Recordings Re Appeal
The bench determined that the matter should proceed without either party being permitted to cross-examine the other.
The mother indicated she would want to appeal that decision on 3 grounds.
First that she did not agree with matters in the father's statement which went to the case and the welfare of the child and in being prevented from properly challenging these matters the case could not be fairly or properly heard.
Secondly that the bench indicated that the decision not to allow the cross-examination of the parents was on the basis that there were no safeguarding issues.
That the bench had prejudged the case and accepted the CAFCASS Officer's report before the CAFCASS Officer had been cross-examined.
In the circumstances the bench adjourned the case pending the mother's application to appeal.
Both parties indicated that they are very unhappy with the further delay that must then occur and the impact of that on the child.
Other Matters
It is agreed that the CAFCASS Officer shall speak with the school to identify a single person there to explain to the child what has happened today."
The law
22.1 Power of court to control evidence
(1) The court may control the evidence by giving directions as to –
(a) the issues on which it requires evidence;
(b) the nature of the evidence which it requires to decide those issues; and
(c) the way in which the evidence is to be placed before the court
(2) The court may use its power under this rule to exclude evidence that would otherwise be admissible.
(3) The court may permit a party to adduce evidence, or to seek to rely on a document, in respect of which that party has failed to comply with the requirements of this Part.
(4) The court may limit cross-examination.
22.6 Use at the final hearing of witness statements which have been served
(1) If a party –
(a) has served a witness statement; and
(b) wishes to rely at the final hearing on the evidence of the witness who made the statement,
that party must call the witness to give oral evidence unless the court directs otherwise or the party puts the statement in as hearsay evidence.

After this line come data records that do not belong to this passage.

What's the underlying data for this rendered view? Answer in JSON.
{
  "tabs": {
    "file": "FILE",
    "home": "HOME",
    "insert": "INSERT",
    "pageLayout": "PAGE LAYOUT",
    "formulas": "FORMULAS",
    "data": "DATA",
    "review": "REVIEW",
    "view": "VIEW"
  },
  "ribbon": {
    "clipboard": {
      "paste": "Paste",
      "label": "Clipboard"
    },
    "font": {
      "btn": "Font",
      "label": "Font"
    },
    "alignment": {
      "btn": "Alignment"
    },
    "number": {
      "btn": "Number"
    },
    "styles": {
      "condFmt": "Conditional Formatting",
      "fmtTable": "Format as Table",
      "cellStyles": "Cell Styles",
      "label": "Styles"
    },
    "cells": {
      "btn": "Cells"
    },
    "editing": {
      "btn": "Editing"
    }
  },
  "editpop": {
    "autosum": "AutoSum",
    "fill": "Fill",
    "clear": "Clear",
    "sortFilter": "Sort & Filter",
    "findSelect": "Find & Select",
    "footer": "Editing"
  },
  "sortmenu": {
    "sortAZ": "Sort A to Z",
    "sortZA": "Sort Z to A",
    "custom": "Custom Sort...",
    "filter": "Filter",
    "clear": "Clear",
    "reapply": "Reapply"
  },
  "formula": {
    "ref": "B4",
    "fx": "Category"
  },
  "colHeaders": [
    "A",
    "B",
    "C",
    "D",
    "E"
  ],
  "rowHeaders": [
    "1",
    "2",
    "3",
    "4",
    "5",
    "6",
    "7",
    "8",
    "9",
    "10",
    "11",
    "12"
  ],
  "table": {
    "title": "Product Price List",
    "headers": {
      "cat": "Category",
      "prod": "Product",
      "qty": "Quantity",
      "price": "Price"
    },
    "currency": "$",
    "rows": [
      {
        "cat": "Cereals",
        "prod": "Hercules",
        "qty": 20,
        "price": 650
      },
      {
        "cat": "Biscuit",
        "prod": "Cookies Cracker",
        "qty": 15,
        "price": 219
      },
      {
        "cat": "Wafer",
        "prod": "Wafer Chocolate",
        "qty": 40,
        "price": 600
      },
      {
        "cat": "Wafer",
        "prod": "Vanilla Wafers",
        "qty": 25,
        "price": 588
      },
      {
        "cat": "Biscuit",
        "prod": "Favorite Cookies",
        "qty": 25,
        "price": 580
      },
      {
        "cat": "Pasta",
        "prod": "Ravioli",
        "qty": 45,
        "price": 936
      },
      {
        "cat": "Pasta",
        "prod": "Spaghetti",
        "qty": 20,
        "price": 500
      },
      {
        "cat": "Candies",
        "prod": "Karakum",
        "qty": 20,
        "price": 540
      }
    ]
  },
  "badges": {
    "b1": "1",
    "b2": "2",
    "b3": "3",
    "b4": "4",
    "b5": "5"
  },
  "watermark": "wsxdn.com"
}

1.1 The overriding objective
(1) These rules are a new procedural code with the overriding objective of enabling the court to deal with cases justly, having regard to any welfare issues involved.
(2) Dealing with cases justly includes, so far as is practicable –
(a) ensuring that it is dealt with expeditiously and fairly;
(b) dealing with the case in ways which are proportionate to the nature, importance and complexity of the issues;
(c) ensuring that the parties are on an equal footing;
(d) saving expenses; and
(e) allotting to it an appropriate share of the court's resources, while taking into account the need to allot resources to other cases.
30.12 Hearing of appeals
(3) The appeal court will allow an appeal where the decision of the lower court was –
(a) wrong; or
(b) unjust because of a serious procedural or other irregularity in the proceedings in the lower court.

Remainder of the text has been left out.